Integration with Other Features

SQL Integration

Combine time-series operations with SQL queries:

# Time-series processing with SQL analysis
ts_processed = (sales_data
                .ts.resample('1W')
                .mean()
                .sql("""
                    SELECT
                        strftime('%Y-%m', date) as year_month,
                        AVG(sales) as avg_weekly_sales,
                        STDDEV(sales) as sales_volatility
                    FROM df
                    GROUP BY year_month
                    ORDER BY year_month
                """))

Statistical Analysis Integration

# Combine with statistical analysis
resampled_data = sales_data.ts.resample('1D').mean()

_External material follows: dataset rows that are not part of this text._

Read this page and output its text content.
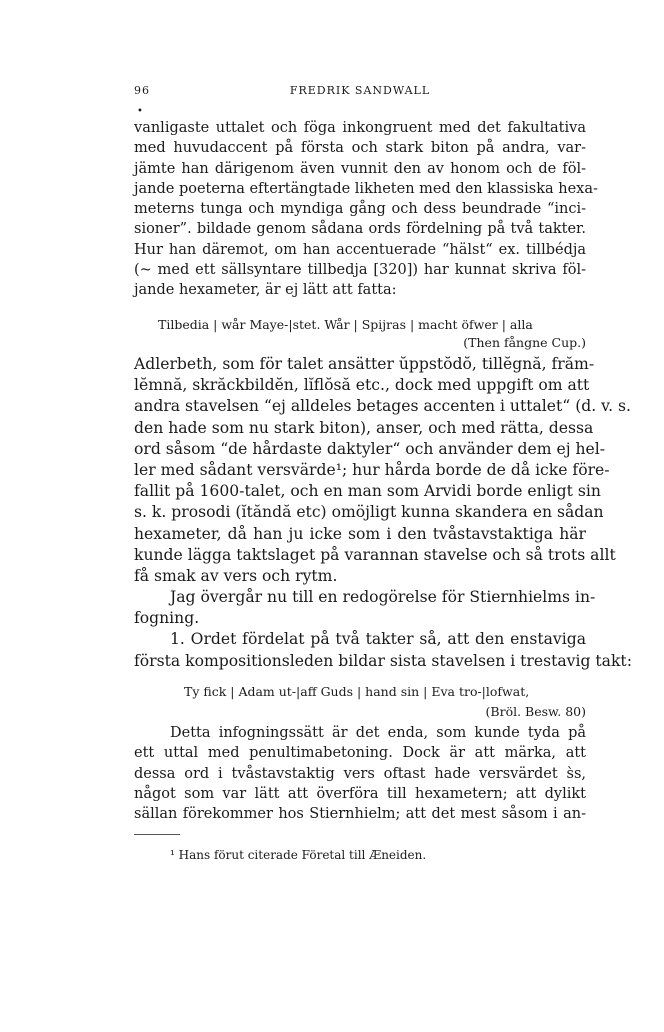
96	FREDRIK SANDWALL
•
vanligaste uttalet och föga inkongruent med det fakultativa
med huvudaccent på första och stark biton på andra, var-
jämte han därigenom även vunnit den av honom och de föl-
jande poeterna eftertängtade likheten med den klassiska hexa-
meterns tunga och myndiga gång och dess beundrade “inci-
sioner”. bildade genom sådana ords fördelning på två takter.
Hur han däremot, om han accentuerade “hälst“ ex. tillbédja
(~ med ett sällsyntare tillbedja [320]) har kunnat skriva föl-
jande hexameter, är ej lätt att fatta:
Tilbedia | wår Maye-|stet. Wår | Spijras | macht öfwer | alla
(Then fångne Cup.)
Adlerbeth, som för talet ansätter ŭppstŏdŏ, tillĕgnă, frăm-
lĕmnă, skrăckbildĕn, lĭflŏsă etc., dock med uppgift om att
andra stavelsen “ej alldeles betages accenten i uttalet“ (d. v. s.
den hade som nu stark biton), anser, och med rätta, dessa
ord såsom “de hårdaste daktyler“ och använder dem ej hel-
ler med sådant versvärde¹; hur hårda borde de då icke före-
fallit på 1600-talet, och en man som Arvidi borde enligt sin
s. k. prosodi (ĭtăndă etc) omöjligt kunna skandera en sådan
hexameter, då han ju icke som i den tvåstavstaktiga här
kunde lägga taktslaget på varannan stavelse och så trots allt
få smak av vers och rytm.
Jag övergår nu till en redogörelse för Stiernhielms in-
fogning.
1. Ordet fördelat på två takter så, att den enstaviga
första kompositionsleden bildar sista stavelsen i trestavig takt:
Ty fick | Adam ut-|aff Guds | hand sin | Eva tro-|lofwat,
(Bröl. Besw. 80)
Detta infogningssätt är det enda, som kunde tyda på
ett uttal med penultimabetoning. Dock är att märka, att
dessa ord i tvåstavstaktig vers oftast hade versvärdet s̀s,
något som var lätt att överföra till hexametern; att dylikt
sällan förekommer hos Stiernhielm; att det mest såsom i an-
¹ Hans förut citerade Företal till Æneiden.
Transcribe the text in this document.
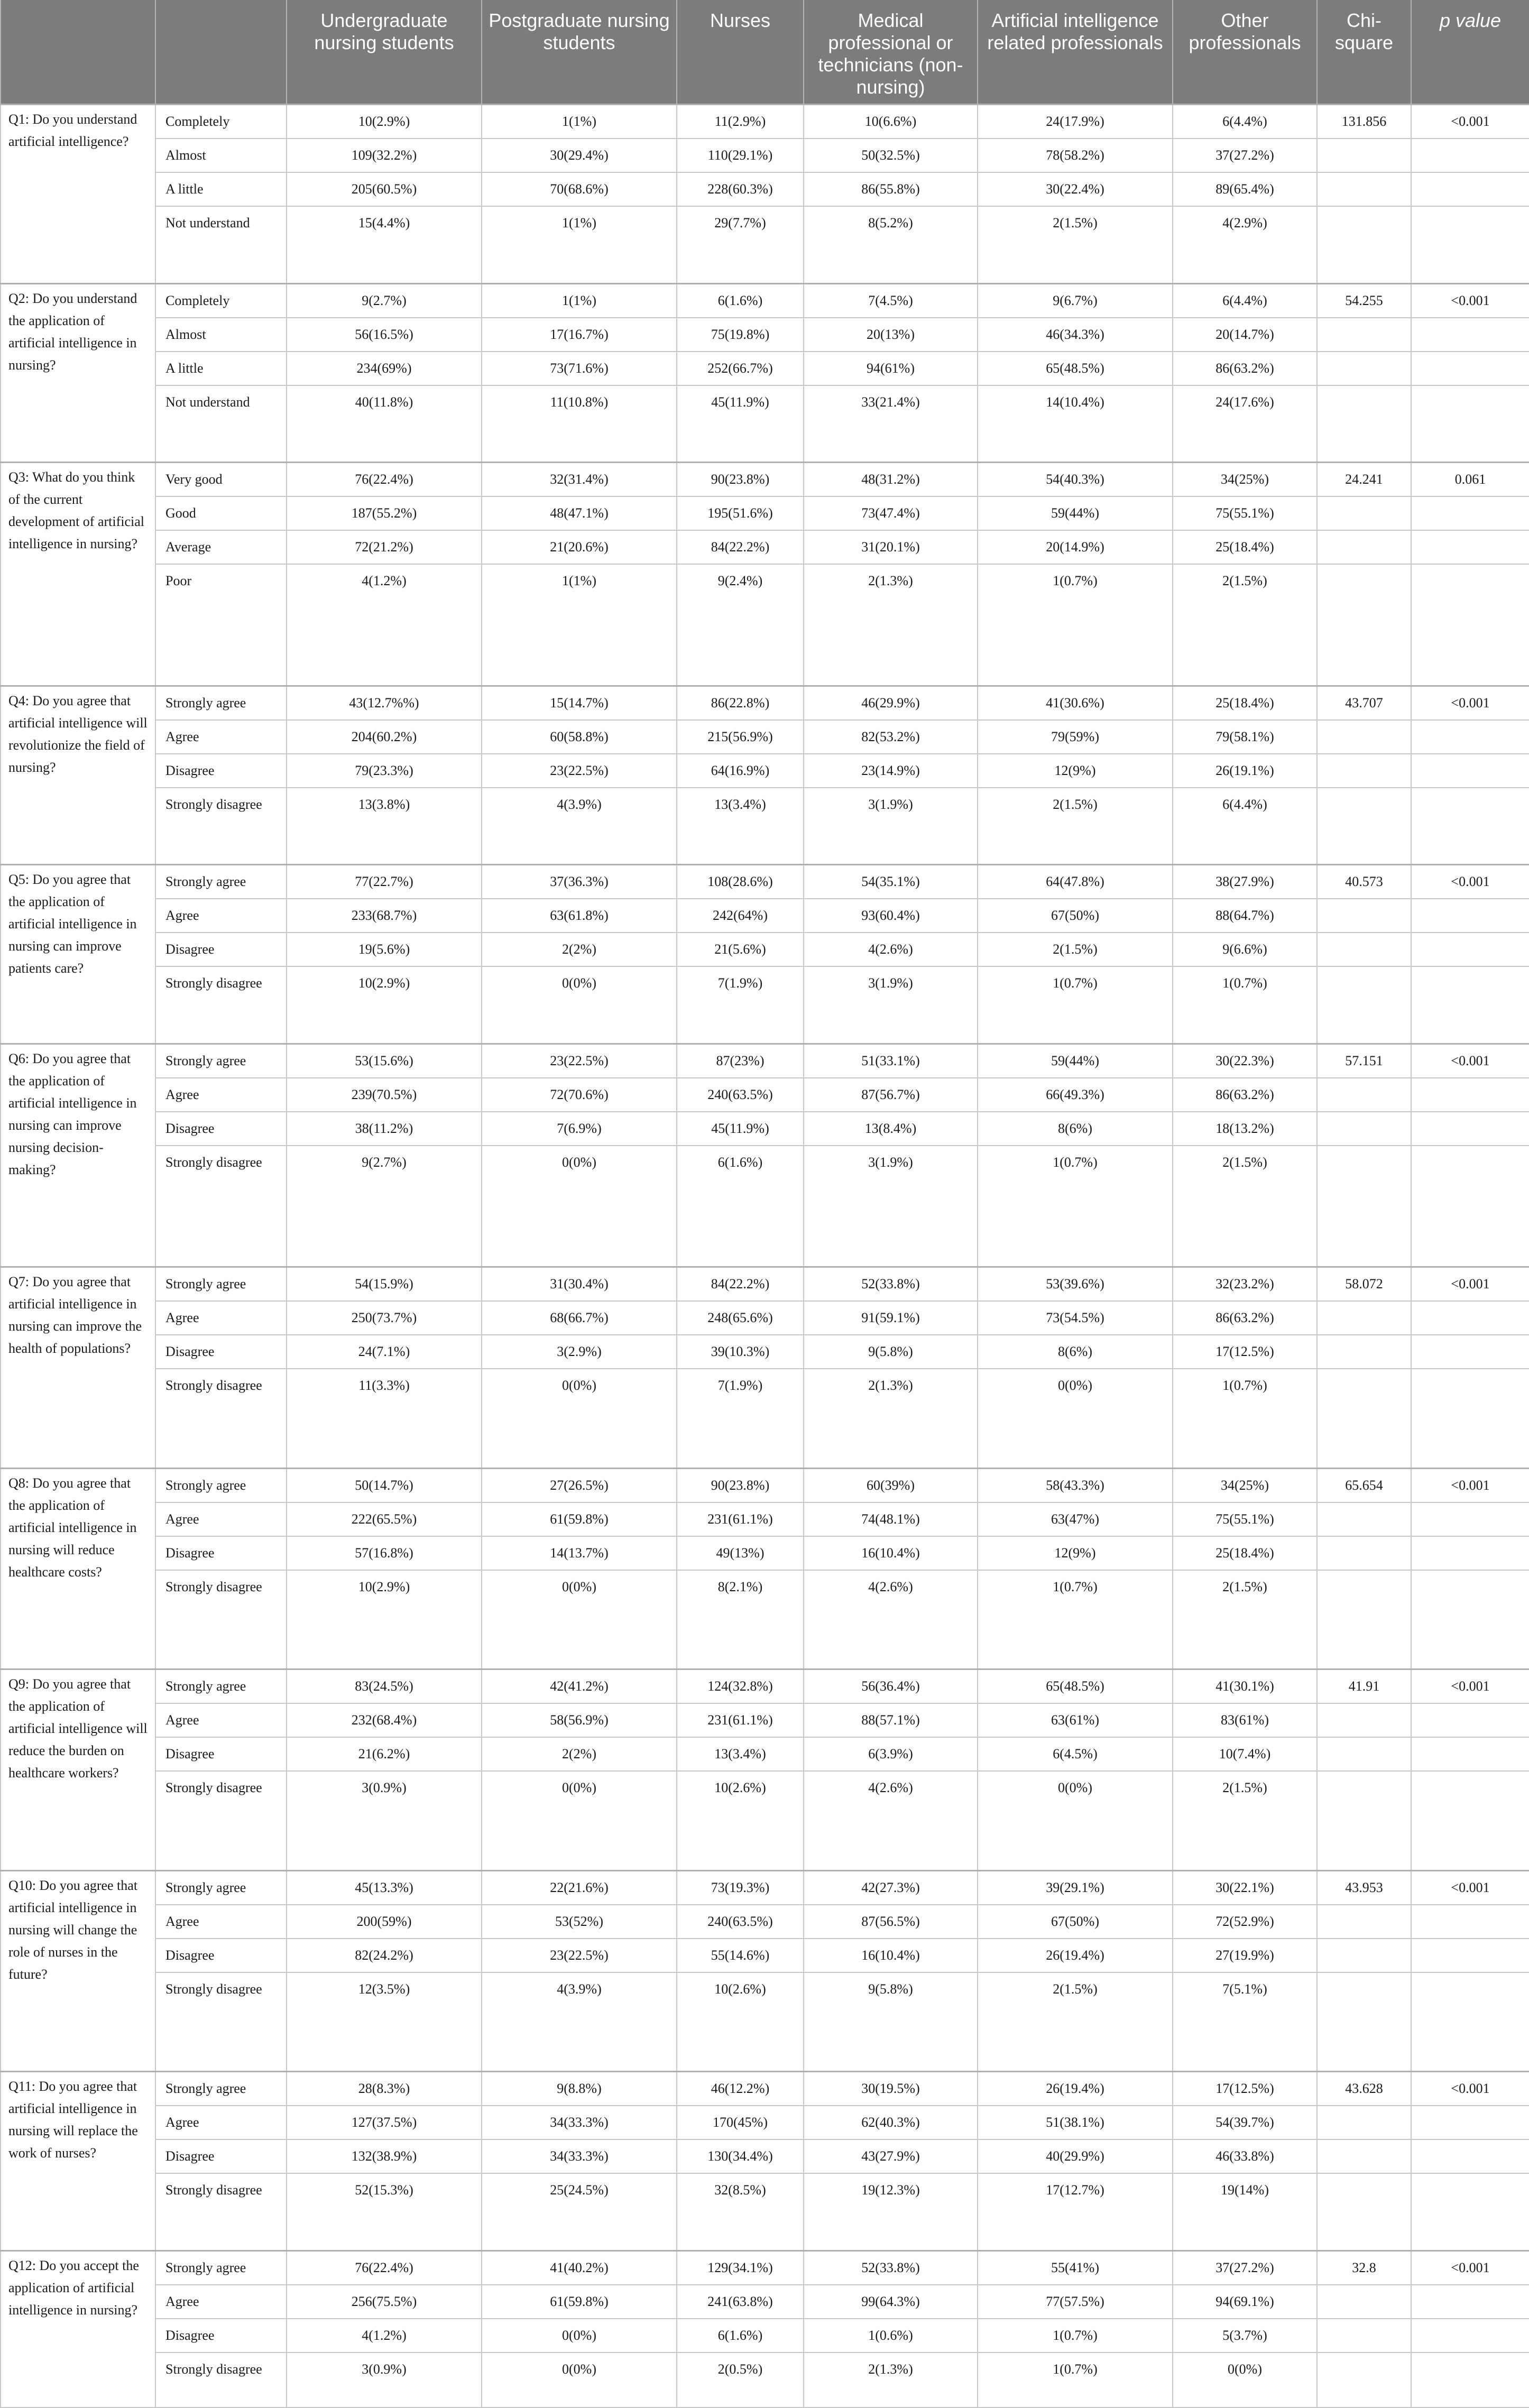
		Undergraduate nursing students	Postgraduate nursing students	Nurses	Medical professional or technicians (non-nursing)	Artificial intelligence related professionals	Other professionals	Chi-square	p value
Q1: Do you understand artificial intelligence?	Completely	10(2.9%)	1(1%)	11(2.9%)	10(6.6%)	24(17.9%)	6(4.4%)	131.856	<0.001
	Almost	109(32.2%)	30(29.4%)	110(29.1%)	50(32.5%)	78(58.2%)	37(27.2%)		
	A little	205(60.5%)	70(68.6%)	228(60.3%)	86(55.8%)	30(22.4%)	89(65.4%)		
	Not understand	15(4.4%)	1(1%)	29(7.7%)	8(5.2%)	2(1.5%)	4(2.9%)		
Q2: Do you understand the application of artificial intelligence in nursing?	Completely	9(2.7%)	1(1%)	6(1.6%)	7(4.5%)	9(6.7%)	6(4.4%)	54.255	<0.001
	Almost	56(16.5%)	17(16.7%)	75(19.8%)	20(13%)	46(34.3%)	20(14.7%)		
	A little	234(69%)	73(71.6%)	252(66.7%)	94(61%)	65(48.5%)	86(63.2%)		
	Not understand	40(11.8%)	11(10.8%)	45(11.9%)	33(21.4%)	14(10.4%)	24(17.6%)		
Q3: What do you think of the current development of artificial intelligence in nursing?	Very good	76(22.4%)	32(31.4%)	90(23.8%)	48(31.2%)	54(40.3%)	34(25%)	24.241	0.061
	Good	187(55.2%)	48(47.1%)	195(51.6%)	73(47.4%)	59(44%)	75(55.1%)		
	Average	72(21.2%)	21(20.6%)	84(22.2%)	31(20.1%)	20(14.9%)	25(18.4%)		
	Poor	4(1.2%)	1(1%)	9(2.4%)	2(1.3%)	1(0.7%)	2(1.5%)		
Q4: Do you agree that artificial intelligence will revolutionize the field of nursing?	Strongly agree	43(12.7%%)	15(14.7%)	86(22.8%)	46(29.9%)	41(30.6%)	25(18.4%)	43.707	<0.001
	Agree	204(60.2%)	60(58.8%)	215(56.9%)	82(53.2%)	79(59%)	79(58.1%)		
	Disagree	79(23.3%)	23(22.5%)	64(16.9%)	23(14.9%)	12(9%)	26(19.1%)		
	Strongly disagree	13(3.8%)	4(3.9%)	13(3.4%)	3(1.9%)	2(1.5%)	6(4.4%)		
Q5: Do you agree that the application of artificial intelligence in nursing can improve patients care?	Strongly agree	77(22.7%)	37(36.3%)	108(28.6%)	54(35.1%)	64(47.8%)	38(27.9%)	40.573	<0.001
	Agree	233(68.7%)	63(61.8%)	242(64%)	93(60.4%)	67(50%)	88(64.7%)		
	Disagree	19(5.6%)	2(2%)	21(5.6%)	4(2.6%)	2(1.5%)	9(6.6%)		
	Strongly disagree	10(2.9%)	0(0%)	7(1.9%)	3(1.9%)	1(0.7%)	1(0.7%)		
Q6: Do you agree that the application of artificial intelligence in nursing can improve nursing decision-making?	Strongly agree	53(15.6%)	23(22.5%)	87(23%)	51(33.1%)	59(44%)	30(22.3%)	57.151	<0.001
	Agree	239(70.5%)	72(70.6%)	240(63.5%)	87(56.7%)	66(49.3%)	86(63.2%)		
	Disagree	38(11.2%)	7(6.9%)	45(11.9%)	13(8.4%)	8(6%)	18(13.2%)		
	Strongly disagree	9(2.7%)	0(0%)	6(1.6%)	3(1.9%)	1(0.7%)	2(1.5%)		
Q7: Do you agree that artificial intelligence in nursing can improve the health of populations?	Strongly agree	54(15.9%)	31(30.4%)	84(22.2%)	52(33.8%)	53(39.6%)	32(23.2%)	58.072	<0.001
	Agree	250(73.7%)	68(66.7%)	248(65.6%)	91(59.1%)	73(54.5%)	86(63.2%)		
	Disagree	24(7.1%)	3(2.9%)	39(10.3%)	9(5.8%)	8(6%)	17(12.5%)		
	Strongly disagree	11(3.3%)	0(0%)	7(1.9%)	2(1.3%)	0(0%)	1(0.7%)		
Q8: Do you agree that the application of artificial intelligence in nursing will reduce healthcare costs?	Strongly agree	50(14.7%)	27(26.5%)	90(23.8%)	60(39%)	58(43.3%)	34(25%)	65.654	<0.001
	Agree	222(65.5%)	61(59.8%)	231(61.1%)	74(48.1%)	63(47%)	75(55.1%)		
	Disagree	57(16.8%)	14(13.7%)	49(13%)	16(10.4%)	12(9%)	25(18.4%)		
	Strongly disagree	10(2.9%)	0(0%)	8(2.1%)	4(2.6%)	1(0.7%)	2(1.5%)		
Q9: Do you agree that the application of artificial intelligence will reduce the burden on healthcare workers?	Strongly agree	83(24.5%)	42(41.2%)	124(32.8%)	56(36.4%)	65(48.5%)	41(30.1%)	41.91	<0.001
	Agree	232(68.4%)	58(56.9%)	231(61.1%)	88(57.1%)	63(61%)	83(61%)		
	Disagree	21(6.2%)	2(2%)	13(3.4%)	6(3.9%)	6(4.5%)	10(7.4%)		
	Strongly disagree	3(0.9%)	0(0%)	10(2.6%)	4(2.6%)	0(0%)	2(1.5%)		
Q10: Do you agree that artificial intelligence in nursing will change the role of nurses in the future?	Strongly agree	45(13.3%)	22(21.6%)	73(19.3%)	42(27.3%)	39(29.1%)	30(22.1%)	43.953	<0.001
	Agree	200(59%)	53(52%)	240(63.5%)	87(56.5%)	67(50%)	72(52.9%)		
	Disagree	82(24.2%)	23(22.5%)	55(14.6%)	16(10.4%)	26(19.4%)	27(19.9%)		
	Strongly disagree	12(3.5%)	4(3.9%)	10(2.6%)	9(5.8%)	2(1.5%)	7(5.1%)		
Q11: Do you agree that artificial intelligence in nursing will replace the work of nurses?	Strongly agree	28(8.3%)	9(8.8%)	46(12.2%)	30(19.5%)	26(19.4%)	17(12.5%)	43.628	<0.001
	Agree	127(37.5%)	34(33.3%)	170(45%)	62(40.3%)	51(38.1%)	54(39.7%)		
	Disagree	132(38.9%)	34(33.3%)	130(34.4%)	43(27.9%)	40(29.9%)	46(33.8%)		
	Strongly disagree	52(15.3%)	25(24.5%)	32(8.5%)	19(12.3%)	17(12.7%)	19(14%)		
Q12: Do you accept the application of artificial intelligence in nursing?	Strongly agree	76(22.4%)	41(40.2%)	129(34.1%)	52(33.8%)	55(41%)	37(27.2%)	32.8	<0.001
	Agree	256(75.5%)	61(59.8%)	241(63.8%)	99(64.3%)	77(57.5%)	94(69.1%)		
	Disagree	4(1.2%)	0(0%)	6(1.6%)	1(0.6%)	1(0.7%)	5(3.7%)		
	Strongly disagree	3(0.9%)	0(0%)	2(0.5%)	2(1.3%)	1(0.7%)	0(0%)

# Detect outliers in resampled data
outliers = resampled_data.stats.detect_outliers('sales', method='iqr')

# Analyze outlier patterns by day of week
outlier_analysis = outliers.sql("""
    SELECT
        strftime('%w', date) as day_of_week,
        COUNT(*) as total_days,
        SUM(CAST(sales_outlier_iqr as INTEGER)) as outlier_days,
        AVG(sales) as avg_sales
    FROM df
    GROUP BY day_of_week
    ORDER BY day_of_week
""")

This comprehensive time-series functionality makes ParquetFrame ideal for temporal data analysis, from simple resampling to complex multi-series analysis and anomaly detection.